Macquarie Bank Ltd has successfully launched and priced its anticipated subordinated debt (Tier 2) issuance. The offering comprises two types of 10.5NC5.5 Notes, with a 10.5-year final maturity and an initial call option after 5.5 years. Investors can choose between a floating rate option and a fixed-to-floating rate option, both structured with the expectation of redemption at the 5.5-year call date.
The Indications of Interest (IOI) exceeded A$3.95 billion, with A$2.65 billion in initial interest to the floating rate option and A$1.3 billion to the fixed-to-floating rate option. The issue margin, initially set at 200 basis points, was ultimately narrowed to 185 basis points. Upon the end of bookbuild, Macquarie decided that the fixed-to-floating tranche will carry a coupon of 5.603% per annum with an issue size of A$350 million, while the floating tranche pays 3-month BBSW plus 185 basis points with an issue size of A$900 million.

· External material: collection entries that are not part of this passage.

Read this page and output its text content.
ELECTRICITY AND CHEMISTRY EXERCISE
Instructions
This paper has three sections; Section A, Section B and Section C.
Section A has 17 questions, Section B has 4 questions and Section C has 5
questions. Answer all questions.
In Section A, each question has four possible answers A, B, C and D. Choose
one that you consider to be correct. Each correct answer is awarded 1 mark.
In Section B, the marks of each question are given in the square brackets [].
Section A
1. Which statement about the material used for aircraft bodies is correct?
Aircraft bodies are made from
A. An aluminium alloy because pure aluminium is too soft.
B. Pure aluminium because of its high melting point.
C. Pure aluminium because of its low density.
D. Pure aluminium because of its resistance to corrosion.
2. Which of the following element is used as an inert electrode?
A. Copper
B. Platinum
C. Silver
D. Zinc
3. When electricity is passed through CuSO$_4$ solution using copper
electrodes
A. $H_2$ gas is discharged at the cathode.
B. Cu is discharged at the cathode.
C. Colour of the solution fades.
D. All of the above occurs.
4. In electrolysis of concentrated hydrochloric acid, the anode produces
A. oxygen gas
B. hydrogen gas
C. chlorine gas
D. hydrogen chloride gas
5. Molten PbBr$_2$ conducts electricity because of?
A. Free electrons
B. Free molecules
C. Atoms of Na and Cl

This issuance follows recent developments within Macquarie Group, including indications about a new capital notes offer. Macquarie’s 23-24yr half year presentation highlights a well-diversified funding base, with a significant increase in Tier 2 subordinated debt over the past year. As of September 2023, Macquarie’s subordinated debt reached A$7.1 billion, up from A$5.7 billion in September 2022, reflecting the bank’s strategic focus on strengthening its capital structure and enhancing financial stability.